Santa Clara County v. Southern Pacific Railroad, 118 U.S. 394, the Supreme Court recognized that corporations were recognized as persons.
But that is one of the problems, that corporations are recognized as persons. Entering in contracts is fine, but stop there with affording corporations "person rights"
The person who bought a house they couldn't afford and the person who took out 60K in student debt didn't put the whole economy at risk, you are comparing apples to oranges.
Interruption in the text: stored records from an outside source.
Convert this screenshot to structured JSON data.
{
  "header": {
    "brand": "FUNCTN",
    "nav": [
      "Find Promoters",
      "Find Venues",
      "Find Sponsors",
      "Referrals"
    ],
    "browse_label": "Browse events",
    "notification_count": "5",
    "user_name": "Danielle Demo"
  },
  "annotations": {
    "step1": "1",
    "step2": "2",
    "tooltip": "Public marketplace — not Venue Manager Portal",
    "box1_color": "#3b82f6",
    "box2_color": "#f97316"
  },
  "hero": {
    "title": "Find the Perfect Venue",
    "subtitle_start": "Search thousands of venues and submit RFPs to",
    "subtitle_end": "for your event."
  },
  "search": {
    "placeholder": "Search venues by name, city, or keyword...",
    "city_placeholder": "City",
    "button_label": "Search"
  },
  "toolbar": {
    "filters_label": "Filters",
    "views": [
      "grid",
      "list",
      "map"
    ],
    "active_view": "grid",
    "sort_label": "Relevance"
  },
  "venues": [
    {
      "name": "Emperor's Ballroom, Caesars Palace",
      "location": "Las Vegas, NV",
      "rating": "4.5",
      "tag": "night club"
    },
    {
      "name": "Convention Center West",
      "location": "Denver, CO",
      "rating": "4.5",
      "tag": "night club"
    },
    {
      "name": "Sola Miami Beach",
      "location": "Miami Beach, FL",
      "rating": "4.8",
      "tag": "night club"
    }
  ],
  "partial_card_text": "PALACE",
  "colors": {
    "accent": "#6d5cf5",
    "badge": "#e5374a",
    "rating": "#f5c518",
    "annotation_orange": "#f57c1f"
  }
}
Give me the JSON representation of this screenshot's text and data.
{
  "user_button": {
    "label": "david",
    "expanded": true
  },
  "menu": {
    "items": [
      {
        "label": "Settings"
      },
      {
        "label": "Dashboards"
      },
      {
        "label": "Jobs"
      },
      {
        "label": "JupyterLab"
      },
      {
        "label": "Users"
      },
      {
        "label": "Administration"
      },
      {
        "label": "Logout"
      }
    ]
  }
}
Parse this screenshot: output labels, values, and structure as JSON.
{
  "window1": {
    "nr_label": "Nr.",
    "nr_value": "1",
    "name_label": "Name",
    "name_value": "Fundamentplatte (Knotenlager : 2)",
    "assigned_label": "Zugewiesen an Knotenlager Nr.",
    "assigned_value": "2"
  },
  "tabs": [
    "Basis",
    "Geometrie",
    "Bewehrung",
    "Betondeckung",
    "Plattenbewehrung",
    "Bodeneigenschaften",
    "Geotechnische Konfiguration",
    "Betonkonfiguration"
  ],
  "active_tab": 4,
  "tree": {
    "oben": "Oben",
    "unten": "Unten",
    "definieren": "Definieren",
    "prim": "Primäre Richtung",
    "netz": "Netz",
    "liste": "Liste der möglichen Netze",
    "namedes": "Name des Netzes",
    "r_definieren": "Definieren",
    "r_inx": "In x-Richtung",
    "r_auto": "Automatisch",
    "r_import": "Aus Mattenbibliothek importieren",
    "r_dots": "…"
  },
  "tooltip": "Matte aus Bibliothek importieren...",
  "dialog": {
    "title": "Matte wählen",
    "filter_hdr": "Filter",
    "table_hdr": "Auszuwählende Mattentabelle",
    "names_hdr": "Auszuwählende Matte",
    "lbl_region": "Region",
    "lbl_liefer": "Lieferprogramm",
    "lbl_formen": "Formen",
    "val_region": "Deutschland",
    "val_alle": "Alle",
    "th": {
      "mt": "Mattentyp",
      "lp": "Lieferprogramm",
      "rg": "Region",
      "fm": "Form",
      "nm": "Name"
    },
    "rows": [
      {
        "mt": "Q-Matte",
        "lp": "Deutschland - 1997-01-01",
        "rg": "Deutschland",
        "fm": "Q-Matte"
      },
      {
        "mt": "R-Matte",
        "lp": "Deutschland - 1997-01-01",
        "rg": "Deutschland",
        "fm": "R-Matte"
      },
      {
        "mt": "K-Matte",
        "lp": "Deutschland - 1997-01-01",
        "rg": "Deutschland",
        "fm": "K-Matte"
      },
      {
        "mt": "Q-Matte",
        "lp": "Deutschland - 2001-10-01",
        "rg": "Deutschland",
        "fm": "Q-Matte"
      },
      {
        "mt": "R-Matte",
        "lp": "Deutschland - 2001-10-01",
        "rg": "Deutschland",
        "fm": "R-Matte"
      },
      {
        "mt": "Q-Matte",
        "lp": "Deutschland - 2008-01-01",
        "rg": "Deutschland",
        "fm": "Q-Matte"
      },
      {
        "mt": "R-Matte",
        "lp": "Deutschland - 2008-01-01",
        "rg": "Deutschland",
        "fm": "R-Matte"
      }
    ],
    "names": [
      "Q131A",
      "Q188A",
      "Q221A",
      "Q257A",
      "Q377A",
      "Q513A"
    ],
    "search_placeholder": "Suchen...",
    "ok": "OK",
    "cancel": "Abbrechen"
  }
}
Also, the scales are entirely different. We're talking 10's of trillions of dollars to the finance industry, whether through subsidies (lower cost of credit afforded by emergency credit lines), Fed loans ($16+ trillion according to the audit, $3+ trillion which went to companies ABROAD), QE programs which are put in place simply to buoy asset prices, direct cash injections, ZIRP, POMO etc.
The people I cited did put the economy at risk. The banks had to be bailed out because the mortgages they were wheeling and dealing with each other were loans to people who could not afford to pay the loans.
If the loans that the banks traded amongst themselves had been traditional loans requiring down payments and a responsible interest to offset risk (rather than the 0 down, subprime, interest-only loans) then the trading would have been far less dangerous and volitile. Yes, it may have still collapsed, but there wouldn't have been a bubble to free-wheel with so probably not . . .
Personal responsibility for a bank (I still do not accept the personal responsibility in regards to persons is the same as regards to businesses) is spread to meeting the best interests of their employees, stockholders, owners, and then their clients. Sometimes the needs of all the groups align but mostly they do not. Businesses must balance that to stay in business. Piss off enough clients and you collapse. Piss off investors and you collapse. Piss off employees and you collapse. Piss of the owners and you collapse.
But do not forget that persons took those terrible loans in the first place and now squat on Wall Street whining about how hard a burden their willingly-accepted loans are.
Well, no FortheWinnebago, the court clerk in writing up put that in. See Thom Hartman http://www.amazon.com/Unequal-Protection-Corporations-Became-People/dp/1605095591/ref=sr_1_1?ie=UTF8&qid=1318009015&sr=8-1
Will check that out, this could change my understanding based on some of those reviews.